What could the Russians have learned from the publication of the picture? They already knew that they were building the aircraft carrier, so that couldn’t be it. The U.S. government might argue that the photographs disclosed the capabilities of American satellite reconnaissance. There might be something to that, except that the government has already disclosed as much on its own. For example, the brouhaha last fall over suspected MIG-21s in Central America was touched off by satellite photographs of boxes, normally used to transport MIGs, sitting on a Soviet wharf waiting to be loaded onto a ship.

To be sure, Morison violated the secrecy agreement that he signed when he went to work for the Navy. But there are many remedies available to the government to punish him for that. Charging him with espionage is the most heavy-handed and excessive step that the government could have taken. It is overkill. But it is consistent with the Reagan Administration’s goal of clamping down on thousands of government officials, maintaining as much secrecy as possible and restricting what the public knows. If the Administration had its way, it alone would have the information needed to analyze defense programs.

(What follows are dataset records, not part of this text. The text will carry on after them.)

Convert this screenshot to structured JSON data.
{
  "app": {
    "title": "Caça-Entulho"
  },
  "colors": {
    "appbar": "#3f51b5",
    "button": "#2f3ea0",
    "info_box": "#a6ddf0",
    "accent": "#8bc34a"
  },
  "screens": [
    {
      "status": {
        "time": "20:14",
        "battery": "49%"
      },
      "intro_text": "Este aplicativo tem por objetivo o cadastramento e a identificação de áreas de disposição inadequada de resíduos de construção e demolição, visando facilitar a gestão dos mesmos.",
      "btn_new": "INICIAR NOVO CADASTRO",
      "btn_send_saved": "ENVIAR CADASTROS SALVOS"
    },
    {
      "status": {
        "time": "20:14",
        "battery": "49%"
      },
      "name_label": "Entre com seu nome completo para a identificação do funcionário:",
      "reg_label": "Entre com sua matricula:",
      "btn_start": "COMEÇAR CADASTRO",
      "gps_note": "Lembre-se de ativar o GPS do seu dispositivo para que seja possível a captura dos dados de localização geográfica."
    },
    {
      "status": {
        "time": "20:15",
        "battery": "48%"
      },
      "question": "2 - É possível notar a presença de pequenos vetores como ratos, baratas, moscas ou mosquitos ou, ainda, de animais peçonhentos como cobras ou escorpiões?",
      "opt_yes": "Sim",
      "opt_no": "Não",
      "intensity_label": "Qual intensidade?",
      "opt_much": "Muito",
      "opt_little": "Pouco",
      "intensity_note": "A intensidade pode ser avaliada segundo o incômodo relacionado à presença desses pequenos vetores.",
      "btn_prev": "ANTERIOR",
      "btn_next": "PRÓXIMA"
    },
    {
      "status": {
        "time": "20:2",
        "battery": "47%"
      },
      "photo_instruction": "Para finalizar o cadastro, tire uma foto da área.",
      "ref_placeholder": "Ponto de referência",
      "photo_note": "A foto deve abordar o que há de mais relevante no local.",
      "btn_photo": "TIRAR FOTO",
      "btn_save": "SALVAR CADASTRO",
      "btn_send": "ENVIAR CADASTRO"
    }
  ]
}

Only once before has the government brought a charge of espionage against someone who gave information to the press. That was in the case of Daniel Ellsberg and Anthony Russo, who were accused of leaking the Pentagon papers more than a decade ago. The case was dismissed because of government misconduct before the judge ruled on whether espionage was a proper charge against them. Now a different administration has revived the expanded theory of espionage, and a federal judge is going along. If the judge’s ruling stands, the public and the democratic process will be the losers. Congress should make clear that the espionage laws are not intended for this purpose, and the espionage prosecution of Morison should be abandoned.